|Outfit details: Top: Paper Moon; Skirt: Cotton On; Boots and socks: Target; Purse: Nordstrom BP; Earrings: gift|
Hello! Wow, long time no post. Since starting my junior year of college, life has been incredibly busy but exciting at the same time. I have been learning a new language, continuing my internship in the English department, editing for my college newspaper, and also working! It feels like everything has been happening at once, which is so great but also really scary. I haven’t been updating this blog as much as I like to, and that is partially because I haven’t had any photos but also because I haven’t felt as inspired. BUT hopefully this fall-themed post will change that!

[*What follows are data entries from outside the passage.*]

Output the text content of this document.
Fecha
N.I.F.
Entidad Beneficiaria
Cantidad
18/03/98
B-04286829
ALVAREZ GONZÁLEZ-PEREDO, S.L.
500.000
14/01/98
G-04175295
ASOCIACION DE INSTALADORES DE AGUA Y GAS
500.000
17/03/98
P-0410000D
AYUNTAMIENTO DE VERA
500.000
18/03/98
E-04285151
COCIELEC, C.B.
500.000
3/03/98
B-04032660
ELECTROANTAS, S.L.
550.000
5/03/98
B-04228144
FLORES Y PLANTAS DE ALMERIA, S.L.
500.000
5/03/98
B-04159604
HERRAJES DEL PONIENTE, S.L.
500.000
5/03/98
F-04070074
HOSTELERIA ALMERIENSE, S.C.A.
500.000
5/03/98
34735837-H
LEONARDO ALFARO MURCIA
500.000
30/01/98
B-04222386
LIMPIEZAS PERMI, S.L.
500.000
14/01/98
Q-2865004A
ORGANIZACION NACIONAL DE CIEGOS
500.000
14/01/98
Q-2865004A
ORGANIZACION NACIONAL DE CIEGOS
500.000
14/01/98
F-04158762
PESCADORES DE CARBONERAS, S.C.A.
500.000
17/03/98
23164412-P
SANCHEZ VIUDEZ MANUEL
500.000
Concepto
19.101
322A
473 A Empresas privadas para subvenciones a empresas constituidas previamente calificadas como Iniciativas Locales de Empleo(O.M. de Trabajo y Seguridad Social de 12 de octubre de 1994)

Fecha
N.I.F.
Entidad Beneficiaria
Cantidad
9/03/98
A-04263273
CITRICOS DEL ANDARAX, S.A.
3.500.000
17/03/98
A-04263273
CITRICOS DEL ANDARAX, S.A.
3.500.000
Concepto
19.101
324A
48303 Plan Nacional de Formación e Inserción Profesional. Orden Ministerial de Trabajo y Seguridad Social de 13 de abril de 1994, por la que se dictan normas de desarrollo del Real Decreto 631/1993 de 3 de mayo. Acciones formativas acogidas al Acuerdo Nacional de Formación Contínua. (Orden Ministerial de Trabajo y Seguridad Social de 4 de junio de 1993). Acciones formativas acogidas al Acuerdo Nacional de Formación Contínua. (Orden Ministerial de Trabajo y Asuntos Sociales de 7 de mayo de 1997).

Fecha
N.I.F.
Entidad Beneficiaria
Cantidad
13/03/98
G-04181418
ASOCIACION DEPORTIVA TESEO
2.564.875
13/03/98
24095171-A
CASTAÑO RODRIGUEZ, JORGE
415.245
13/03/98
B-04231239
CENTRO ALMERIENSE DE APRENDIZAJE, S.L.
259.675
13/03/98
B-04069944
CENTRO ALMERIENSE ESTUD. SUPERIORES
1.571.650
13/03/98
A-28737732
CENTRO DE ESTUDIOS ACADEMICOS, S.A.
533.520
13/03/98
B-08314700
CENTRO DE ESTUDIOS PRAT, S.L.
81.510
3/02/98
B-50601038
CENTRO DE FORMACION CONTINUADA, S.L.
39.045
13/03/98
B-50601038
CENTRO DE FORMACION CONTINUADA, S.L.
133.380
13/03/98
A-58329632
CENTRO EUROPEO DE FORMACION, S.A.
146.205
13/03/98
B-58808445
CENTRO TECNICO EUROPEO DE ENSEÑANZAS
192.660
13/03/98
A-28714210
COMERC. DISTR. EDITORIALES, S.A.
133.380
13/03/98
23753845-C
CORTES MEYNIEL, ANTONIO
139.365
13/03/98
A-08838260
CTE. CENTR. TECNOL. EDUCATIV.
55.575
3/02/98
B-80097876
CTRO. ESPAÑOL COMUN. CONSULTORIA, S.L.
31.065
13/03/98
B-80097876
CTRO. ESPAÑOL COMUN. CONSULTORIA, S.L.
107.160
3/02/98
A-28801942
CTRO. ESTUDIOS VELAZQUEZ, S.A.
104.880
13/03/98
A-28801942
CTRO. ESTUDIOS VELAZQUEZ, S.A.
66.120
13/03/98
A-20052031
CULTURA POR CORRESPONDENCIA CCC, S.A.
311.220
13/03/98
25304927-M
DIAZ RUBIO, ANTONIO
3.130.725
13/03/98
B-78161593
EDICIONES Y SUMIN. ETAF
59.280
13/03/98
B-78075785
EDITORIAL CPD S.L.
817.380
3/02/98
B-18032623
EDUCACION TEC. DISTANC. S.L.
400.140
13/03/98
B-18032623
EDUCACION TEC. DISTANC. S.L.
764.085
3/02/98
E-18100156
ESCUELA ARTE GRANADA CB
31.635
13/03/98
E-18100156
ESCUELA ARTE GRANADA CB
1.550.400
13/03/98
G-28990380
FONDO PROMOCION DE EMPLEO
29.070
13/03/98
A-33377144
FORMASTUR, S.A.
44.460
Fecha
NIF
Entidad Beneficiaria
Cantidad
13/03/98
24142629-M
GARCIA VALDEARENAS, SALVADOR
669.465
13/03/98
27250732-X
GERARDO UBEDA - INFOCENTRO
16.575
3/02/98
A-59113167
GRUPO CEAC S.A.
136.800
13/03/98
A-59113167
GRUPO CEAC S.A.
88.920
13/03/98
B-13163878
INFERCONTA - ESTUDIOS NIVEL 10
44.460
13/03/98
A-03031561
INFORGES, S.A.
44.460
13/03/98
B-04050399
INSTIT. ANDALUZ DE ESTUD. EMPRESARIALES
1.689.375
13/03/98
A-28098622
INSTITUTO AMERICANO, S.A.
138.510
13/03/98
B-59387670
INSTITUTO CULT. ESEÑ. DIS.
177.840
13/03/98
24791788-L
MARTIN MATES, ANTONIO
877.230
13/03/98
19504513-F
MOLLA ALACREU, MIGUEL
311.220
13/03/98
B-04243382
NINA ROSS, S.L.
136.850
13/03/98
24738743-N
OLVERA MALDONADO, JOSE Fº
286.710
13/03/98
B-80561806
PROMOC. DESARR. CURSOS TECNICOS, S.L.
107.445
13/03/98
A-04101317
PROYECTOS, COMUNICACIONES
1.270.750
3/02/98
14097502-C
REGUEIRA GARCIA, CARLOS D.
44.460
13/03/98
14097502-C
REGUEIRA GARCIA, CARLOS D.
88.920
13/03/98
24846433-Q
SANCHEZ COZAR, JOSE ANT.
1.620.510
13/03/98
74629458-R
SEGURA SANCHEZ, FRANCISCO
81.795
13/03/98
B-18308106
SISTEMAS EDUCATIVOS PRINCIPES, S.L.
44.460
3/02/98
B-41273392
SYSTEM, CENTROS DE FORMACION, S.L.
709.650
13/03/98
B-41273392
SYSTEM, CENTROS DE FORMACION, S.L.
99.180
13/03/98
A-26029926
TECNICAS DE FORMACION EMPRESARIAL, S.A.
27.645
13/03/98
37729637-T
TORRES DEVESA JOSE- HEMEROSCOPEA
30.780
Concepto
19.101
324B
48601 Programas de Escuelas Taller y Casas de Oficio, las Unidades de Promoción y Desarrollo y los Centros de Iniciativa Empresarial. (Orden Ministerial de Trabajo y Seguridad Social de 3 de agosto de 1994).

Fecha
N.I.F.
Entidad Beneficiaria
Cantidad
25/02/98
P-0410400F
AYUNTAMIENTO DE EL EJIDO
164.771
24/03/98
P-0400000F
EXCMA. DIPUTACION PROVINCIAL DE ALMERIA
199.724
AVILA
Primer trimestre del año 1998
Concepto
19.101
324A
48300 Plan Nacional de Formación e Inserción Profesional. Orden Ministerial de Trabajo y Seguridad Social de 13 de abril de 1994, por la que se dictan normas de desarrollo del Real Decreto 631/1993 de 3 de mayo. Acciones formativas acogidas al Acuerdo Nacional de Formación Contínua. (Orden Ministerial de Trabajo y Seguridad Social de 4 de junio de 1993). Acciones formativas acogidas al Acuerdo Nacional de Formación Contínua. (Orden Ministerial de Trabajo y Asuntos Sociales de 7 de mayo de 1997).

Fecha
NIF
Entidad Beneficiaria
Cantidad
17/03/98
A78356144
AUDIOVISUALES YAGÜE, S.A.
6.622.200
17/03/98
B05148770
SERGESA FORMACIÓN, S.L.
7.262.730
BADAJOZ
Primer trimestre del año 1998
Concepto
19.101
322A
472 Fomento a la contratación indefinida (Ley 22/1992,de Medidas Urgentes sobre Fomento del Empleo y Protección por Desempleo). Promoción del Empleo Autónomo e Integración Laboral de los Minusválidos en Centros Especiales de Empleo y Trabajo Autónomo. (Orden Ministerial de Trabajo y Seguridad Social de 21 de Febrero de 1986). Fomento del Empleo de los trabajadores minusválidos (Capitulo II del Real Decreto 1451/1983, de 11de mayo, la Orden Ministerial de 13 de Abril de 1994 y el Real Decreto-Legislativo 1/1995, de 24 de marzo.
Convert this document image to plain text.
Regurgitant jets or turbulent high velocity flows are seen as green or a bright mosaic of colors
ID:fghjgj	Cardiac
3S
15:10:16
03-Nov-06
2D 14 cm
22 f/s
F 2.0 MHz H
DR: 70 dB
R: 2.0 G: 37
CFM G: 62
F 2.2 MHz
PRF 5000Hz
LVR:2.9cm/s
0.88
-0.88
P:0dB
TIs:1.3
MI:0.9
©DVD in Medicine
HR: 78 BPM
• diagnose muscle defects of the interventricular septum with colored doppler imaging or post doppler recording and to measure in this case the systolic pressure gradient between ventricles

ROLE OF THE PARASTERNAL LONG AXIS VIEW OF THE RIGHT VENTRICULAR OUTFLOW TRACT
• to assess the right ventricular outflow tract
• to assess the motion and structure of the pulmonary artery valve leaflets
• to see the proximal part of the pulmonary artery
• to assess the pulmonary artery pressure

Last week, Chris and I went to the pumpkin patch with a group of friends for our friend Maddie’s birthday. It was so fun! I have been wanting an excuse to go to the pumpkin patch this year, but Chris and I have just been so busy that we didn’t get around to it for a while. But we had a great time!! Unfortunately, I got lost in the corn maze for a while, so that was pretty frustrating because it was just so hot (90 degrees!!) and I just wanted a cold drink. Eventually I got out though, so everything was fine. Haha! Chris and I ended up getting a small pumpkin for only $3, and he also bought us a jar of pumpkin butter. It was so sweet! I have been wanting to have pumpkin butter for so long, and I feel like he is so good as feeding my basic addictions and getting me pumpkin goodies all the time (we got PSLs and cocoa before the trip, hehehe).
As far as life goes, I just finished my midterms this week! It feels like a weight has been lifted from my shoulders. I have been feeling so overwhelmed these past couple weeks so it is nice to finally have a break from studying and focus on my work for Her Campus and the English department. I feel like I have been slacking on much with those commitments! I really need this weekend to catch up and relax.
I have also been feeling insecure lately. I have just been comparing myself to other people more than usual, and it is so unhealthy and daunting. I feel like I have been in a funk these past couple days and I just need to get some things off my chest and focus on the positives, and how I can change my frame of mind. I only have one life, and a day spent wallowing in self-pity is a day wasted. I just don’t like feeling lost or less! That is not fun at all. I think I will just take this time to focus on myself and what I want out of life and who I want to be as an individual, rather than thinking about what others are doing and what they think of me. Hopefully, it will make me feel better. I know it will.
That’s all I have for now! This post was more diary-centered, with the above photos that Chris took. He had a little photoshoot with me at the pumpkin patch and it was so cute because he would ask me to pose in front of so many things! It was kind of weird but also fun. It only makes me think about what it is going to be like when we go to Taiwan! We will have soooo many pictures. I can’t believe it is less than two months away!
Hope everyone has a fun and safe Halloween.